For the 2019 programming of PLAySPACE Gallery, we intend to focus on the theme of “Discotheque.” Approaching the gallery space as a metaphorical dance floor on which the CCA community can come together to share their works through exhibitions and public programming. Inspired by the saying, “all that glitters is not gold” the gallery will be stripped of its precarity, with one semester dedicated to glitter and the other to gold. The concept of “Discotheque” will be fundamental for creating an accessible and open space while allowing opportunities for process-based interventions. The exhibition will function as a space for conversation, dialogue, and exchange while creating possibilities for interdisciplinary collaborations between individuals. Our programming will investigate the potential of artistic endeavors to make a change in a polarized society, while creating powerful experiences in a non-traditional art space. “Discotheque” will facilitate a space for the audience to move their bodies around, explore, and question: What can be learnt from holding urgent conversations in spaces of joy?

Installation Images:
(by Nicole Fraser-Herron)

Opening Images:
(by Nicholas Bruno)

Public Programming // Black Glitter Disco Bombs: The Discotheque as Celebration of Recessed Joy in Temporary Autonomous Zones

The exhilaration of the mysterious and rebellious energy of night is one dimension the discotheque offers up for those who remain hungry. Emerging as the bacchanalian counterworld to the Apollonian strictures of day, it demolishes capitalism’s time-order and collapses the many into a unified cosmic throb. The discotheque seduces the subject with trance and hypnotizes with the convincing charms of fractal energies in song, dance and intoxicant. Those who participate in the nocturnal hour invoke the cauldron and drink in the moonlight, remixing alchemically the fixtures of the day world in a potent new tantra—a vernacular brought alive underground by temporary autonomous zones of ecstatic joy. This is the dark wave that replenishes life through decomposition. This is a contact zone with the silent ground of being itself.
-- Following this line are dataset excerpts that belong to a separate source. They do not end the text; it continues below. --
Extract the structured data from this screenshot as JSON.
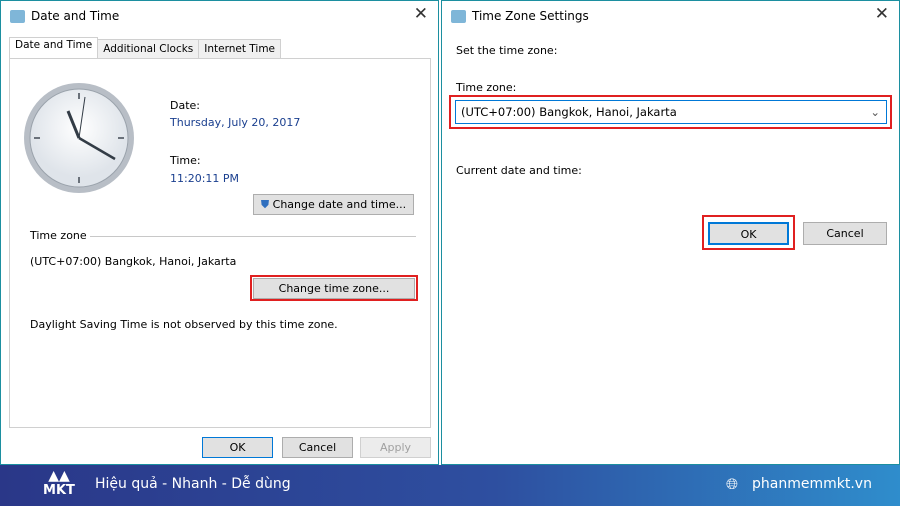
{
  "left_dialog": {
    "title": "Date and Time",
    "tabs": [
      "Date and Time",
      "Additional Clocks",
      "Internet Time"
    ],
    "date_label": "Date:",
    "date_value": "Thursday, July 20, 2017",
    "time_label": "Time:",
    "time_value": "11:20:11 PM",
    "change_date_button": "Change date and time...",
    "timezone_section": "Time zone",
    "timezone_value": "(UTC+07:00) Bangkok, Hanoi, Jakarta",
    "change_timezone_button": "Change time zone...",
    "dst_note": "Daylight Saving Time is not observed by this time zone.",
    "ok": "OK",
    "cancel": "Cancel",
    "apply": "Apply"
  },
  "right_dialog": {
    "title": "Time Zone Settings",
    "instruction": "Set the time zone:",
    "timezone_label": "Time zone:",
    "timezone_selected": "(UTC+07:00) Bangkok, Hanoi, Jakarta",
    "current_label": "Current date and time:",
    "ok": "OK",
    "cancel": "Cancel"
  },
  "banner": {
    "logo": "MKT",
    "slogan": "Hiệu quả - Nhanh - Dễ dùng",
    "website": "phanmemmkt.vn"
  },
  "colors": {
    "highlight": "#e02020",
    "accent": "#0078d7",
    "banner_start": "#2a3788",
    "banner_end": "#2f8dcc"
  }
}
This workshop will make use of a curated playlist representative of this aesthetic order and invite participants to enter into the counterworld of black glitter disco bombs to access the vitality of subversive joy through a writing workshop while connecting with the performance of dance in alternative community space. Bring your black glitter, goth uniforms, dancing shoes, writing gear and other improvised materials for this workshop and join us in reinventing the gallery as alternative compositional praxis space and musicological consciousness lab.
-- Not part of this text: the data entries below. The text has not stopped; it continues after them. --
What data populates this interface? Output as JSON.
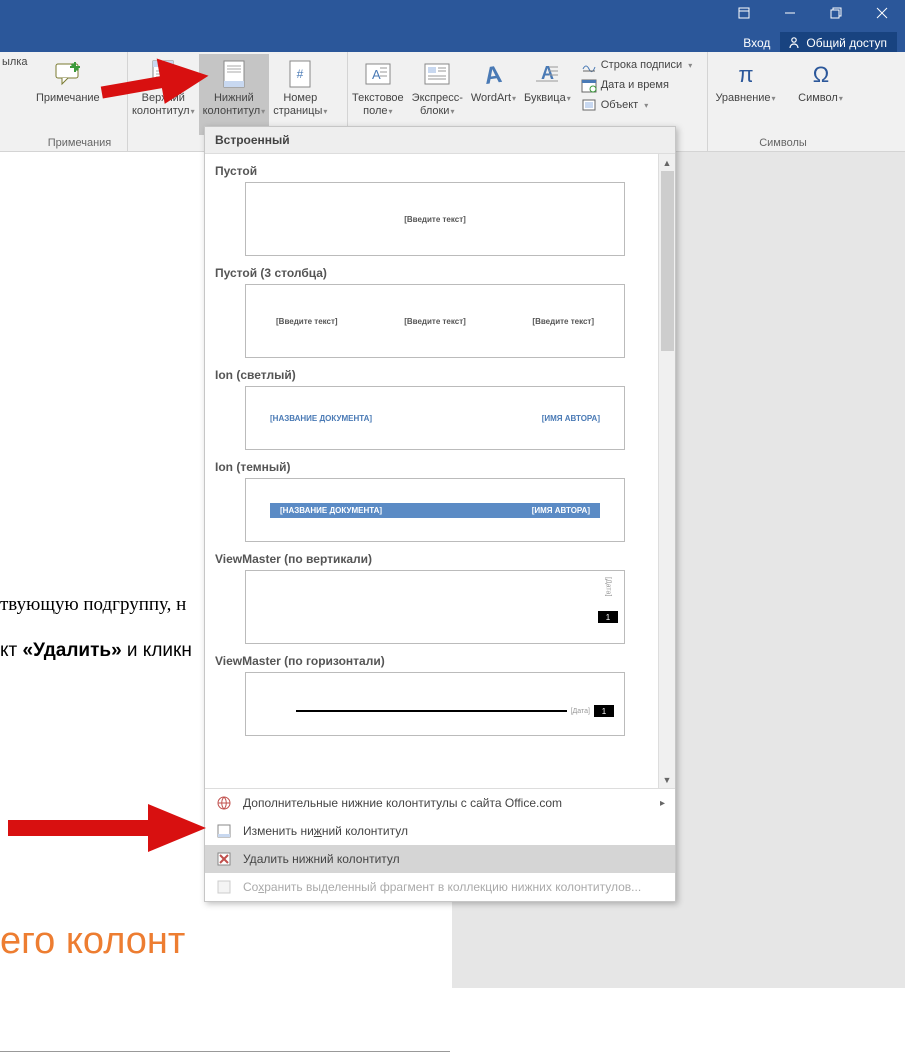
{
  "titlebar": {
    "login": "Вход",
    "share": "Общий доступ"
  },
  "ribbon": {
    "ssylka": "ылка",
    "comment": "Примечание",
    "comments_group": "Примечания",
    "header": "Верхний\nколонтитул",
    "footer": "Нижний\nколонтитул",
    "page_number": "Номер\nстраницы",
    "text_box": "Текстовое\nполе",
    "quick_parts": "Экспресс-\nблоки",
    "wordart": "WordArt",
    "drop_cap": "Буквица",
    "signature_line": "Строка подписи",
    "date_time": "Дата и время",
    "object": "Объект",
    "equation": "Уравнение",
    "symbol": "Символ",
    "symbols_group": "Символы"
  },
  "gallery": {
    "builtin": "Встроенный",
    "templates": [
      {
        "name": "Пустой",
        "ph": "[Введите текст]"
      },
      {
        "name": "Пустой (3 столбца)",
        "ph": "[Введите текст]"
      },
      {
        "name": "Ion (светлый)",
        "left": "[НАЗВАНИЕ ДОКУМЕНТА]",
        "right": "[ИМЯ АВТОРА]"
      },
      {
        "name": "Ion (темный)",
        "left": "[НАЗВАНИЕ ДОКУМЕНТА]",
        "right": "[ИМЯ АВТОРА]"
      },
      {
        "name": "ViewMaster (по вертикали)",
        "date": "[Дата]",
        "page": "1"
      },
      {
        "name": "ViewMaster (по горизонтали)",
        "date": "[Дата]",
        "page": "1"
      }
    ],
    "footer_items": {
      "more_office": "Дополнительные нижние колонтитулы с сайта Office.com",
      "edit": "Изменить нижний колонтитул",
      "remove": "Удалить нижний колонтитул",
      "save_selection": "Сохранить выделенный фрагмент в коллекцию нижних колонтитулов..."
    }
  },
  "doc": {
    "line1": "твующую подгруппу, н",
    "line2_a": "кт ",
    "line2_b": "«Удалить»",
    "line2_c": " и кликн",
    "heading": "его колонт"
  }
}
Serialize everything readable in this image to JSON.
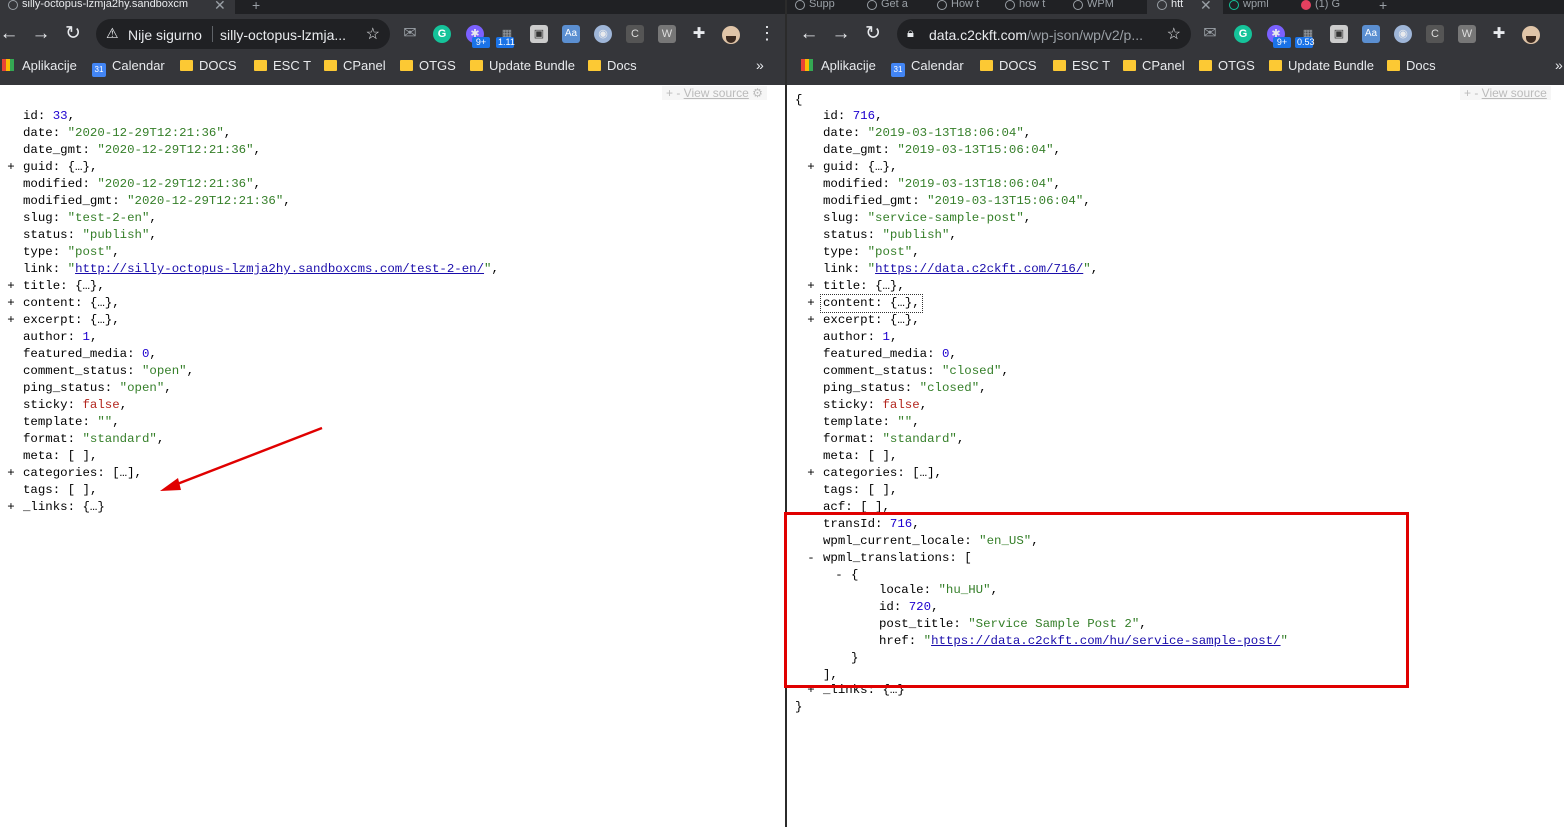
{
  "left": {
    "tabs": [
      {
        "label": "silly-octopus-lzmja2hy.sandboxcm"
      }
    ],
    "tab_close": "✕",
    "new_tab": "+",
    "security_label": "Nije sigurno",
    "url": "silly-octopus-lzmja...",
    "bookmarks": [
      "Aplikacije",
      "Calendar",
      "DOCS",
      "ESC T",
      "CPanel",
      "OTGS",
      "Update Bundle",
      "Docs"
    ],
    "bookmarks_more": "»",
    "ext_badges": [
      "9+",
      "1.11"
    ],
    "view_source": "View source",
    "json": {
      "id": "33",
      "date": "\"2020-12-29T12:21:36\"",
      "date_gmt": "\"2020-12-29T12:21:36\"",
      "guid": "{…}",
      "modified": "\"2020-12-29T12:21:36\"",
      "modified_gmt": "\"2020-12-29T12:21:36\"",
      "slug": "\"test-2-en\"",
      "status": "\"publish\"",
      "type": "\"post\"",
      "link": "http://silly-octopus-lzmja2hy.sandboxcms.com/test-2-en/",
      "title": "{…}",
      "content": "{…}",
      "excerpt": "{…}",
      "author": "1",
      "featured_media": "0",
      "comment_status": "\"open\"",
      "ping_status": "\"open\"",
      "sticky": "false",
      "template": "\"\"",
      "format": "\"standard\"",
      "meta": "[ ]",
      "categories": "[…]",
      "tags": "[ ]",
      "_links": "{…}"
    }
  },
  "right": {
    "tabs": [
      {
        "label": "Supp"
      },
      {
        "label": "Get a"
      },
      {
        "label": "How t"
      },
      {
        "label": "how t"
      },
      {
        "label": "WPM"
      },
      {
        "label": "htt"
      },
      {
        "label": "wpml"
      },
      {
        "label": "(1) G"
      }
    ],
    "tab_close": "✕",
    "new_tab": "+",
    "url_host": "data.c2ckft.com",
    "url_path": "/wp-json/wp/v2/p...",
    "bookmarks": [
      "Aplikacije",
      "Calendar",
      "DOCS",
      "ESC T",
      "CPanel",
      "OTGS",
      "Update Bundle",
      "Docs"
    ],
    "ext_badges": [
      "9+",
      "0.53"
    ],
    "view_source": "View source",
    "json": {
      "open_brace": "{",
      "id": "716",
      "date": "\"2019-03-13T18:06:04\"",
      "date_gmt": "\"2019-03-13T15:06:04\"",
      "guid": "{…}",
      "modified": "\"2019-03-13T18:06:04\"",
      "modified_gmt": "\"2019-03-13T15:06:04\"",
      "slug": "\"service-sample-post\"",
      "status": "\"publish\"",
      "type": "\"post\"",
      "link": "https://data.c2ckft.com/716/",
      "title": "{…}",
      "content": "{…}",
      "excerpt": "{…}",
      "author": "1",
      "featured_media": "0",
      "comment_status": "\"closed\"",
      "ping_status": "\"closed\"",
      "sticky": "false",
      "template": "\"\"",
      "format": "\"standard\"",
      "meta": "[ ]",
      "categories": "[…]",
      "tags": "[ ]",
      "acf": "[ ]",
      "transId": "716",
      "wpml_current_locale": "\"en_US\"",
      "wpml_translations_open": "[",
      "item_open": "{",
      "locale": "\"hu_HU\"",
      "item_id": "720",
      "post_title": "\"Service Sample Post 2\"",
      "href": "https://data.c2ckft.com/hu/service-sample-post/",
      "item_close": "}",
      "translations_close": "],",
      "_links": "{…}",
      "close_brace": "}"
    }
  },
  "colors": {
    "annotation_red": "#e00000",
    "string_green": "#357f29",
    "number_blue": "#1c00cf",
    "bool_red": "#b3261e",
    "link_blue": "#1a0dab",
    "chrome_dark": "#35363a"
  }
}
Sean Negus is an Adjunct Professor at California College of the Arts where he teaches in the Writing & Literature Program. In addition, he is a Lecturer of English at San Francisco State University.

Public Programming // Gathering Space: A Conversation on Convening in the Bay Area Arts and Queer Scenes at the Wattis Institute

Centered around the question “What does it take to create and maintain physical, artistic, and queer spaces in the Bay Area in 2019?” this panel addresses the characteristics of an inclusive space for artists and queer people. Moderated by Yomna Osman, the discussion considers approaches to fostering and stewarding inclusive spaces for convening, today, in 2019. 

This event is co-hosted by PLAySPACE and organized by Yomna Osman in conjunction with To Know Herself, the CCA’s Graduate Program in Curatorial Practice Class of 2019 exhibition.

Lukaza Branfman-Verissimo is an artist, arts educator, activist, storyteller, and curator who lives and works in Oakland, California. Branfman-Verissimo’s work is informed by her commitment to craft and community, engagement with society, and interests in storytelling and cultural geography. Branfman-Verissimo has been an active member of the Oakland-based artist collective, CTRL+SHFT. 

Amy Sueyoshi is the associate dean of the College of Ethnic Studies at San Francisco State University.Sueyoshi is a trained historian specializing in sexuality, gender, and race. Her publications and lectures focus on issues regarding race and sexuality such as cross-dressing, pornography, and marriage equality.